Tous les hommes sincèrement attachés à leur pays avaient vu cette discussion avec la plus grande peine. Comment, en effet, revenir sur le passé, distinguer le mal du bien, et discerner à qui appartenait la tyrannie qu'on venait de subir? Comment faire la part de Robespierre et des comités qui avaient partagé le pouvoir, celle de la convention qui les avait supportés, celle enfin de la nation, qui avait souffert et la convention et les comités de Robespierre? Comment d'ailleurs juger cette tyrannie? Était-elle un crime d'ambition, ou bien l'action énergique et irréfléchie d'hommes voulant sauver leur cause à tout prix, et s'aveuglant sur les moyens dont ils faisaient usage? Comment distinguer dans cette action confuse la part de la cruauté, de l'ambition, du zéle égaré, du patriotisme sincère et énergique? Démêler tant d'obscurités, juger tant de coeurs d'hommes, était impossible. Il fallait oublier le passé, recevoir des mains de ceux qu'on venait d'exclure du pouvoir, la France sauvée, régler des mouvemens désordonnés, adoucir des lois trop cruelles, et songer qu'en politique il faut réparer les maux et jamais les venger.
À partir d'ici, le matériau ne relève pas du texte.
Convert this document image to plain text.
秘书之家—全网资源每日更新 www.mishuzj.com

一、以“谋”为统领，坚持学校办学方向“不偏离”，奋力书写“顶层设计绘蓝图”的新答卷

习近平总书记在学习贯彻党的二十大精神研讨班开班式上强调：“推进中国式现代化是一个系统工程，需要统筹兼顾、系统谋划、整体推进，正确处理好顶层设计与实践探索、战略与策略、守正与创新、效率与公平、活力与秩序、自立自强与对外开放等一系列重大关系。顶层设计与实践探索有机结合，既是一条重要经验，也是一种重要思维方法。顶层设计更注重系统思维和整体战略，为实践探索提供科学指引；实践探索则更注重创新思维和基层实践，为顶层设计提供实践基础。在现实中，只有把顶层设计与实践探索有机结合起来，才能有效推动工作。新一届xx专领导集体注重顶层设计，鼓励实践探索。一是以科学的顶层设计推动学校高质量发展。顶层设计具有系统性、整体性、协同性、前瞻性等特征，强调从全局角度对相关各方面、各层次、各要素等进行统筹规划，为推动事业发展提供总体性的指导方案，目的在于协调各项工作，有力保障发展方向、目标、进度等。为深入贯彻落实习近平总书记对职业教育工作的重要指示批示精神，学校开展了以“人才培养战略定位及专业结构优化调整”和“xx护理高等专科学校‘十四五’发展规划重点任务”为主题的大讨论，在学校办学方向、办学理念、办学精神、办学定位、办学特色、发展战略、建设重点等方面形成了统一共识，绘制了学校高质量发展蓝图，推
Tel était l'avis des hommes sages. Les ennemis de la révolution s'applaudissaient de la démarche de Lecointre, et en voyant la discussion fermée, ils répandirent que la convention avait eu peur, et n'avait osé aborder des questions trop dangereuses pour elle-même. Les jacobins, au contraire, et les montagnards, tout pleins encore de leur fanatisme, et nullement disposés à désavouer le régime de la terreur, ne craignaient pas la discussion, et étaient furieux qu'on l'eût fermée. Dès le lendemain, en effet, 13 fructidor, une foule de montagnards se levèrent, disant que le président avait fait, la veille, une surprise à l'assemblée en décidant la clôture; qu'il avait émis son avis sans quitter le fauteuil; que, comme président, il n'avait aucun avis à donner; que la clôture était une injustice; qu'on devait aux membres inculpés, à la convention elle-même, et à la révolution, d'aborder franchement une discussion que les patriotes n'avaient pas à redouter. Vainement les thermidoriens, Legendre, Tallien et autres, qu'on accusait d'avoir poussé Lecointre, et qui au contraire avaient cherché à le dissuader de son projet, demandèrent-ils que la discussion fût écartée. L'assemblée, qui n'avait pas encore perdu l'habitude de craindre la Montagne et de lui céder, consentit à rapporter sa décision de la veille, et rouvrit la carrière. Lecointre fut appelé à la tribune pour lire ses vingt-six chefs, et pour les appuyer de pièces probantes.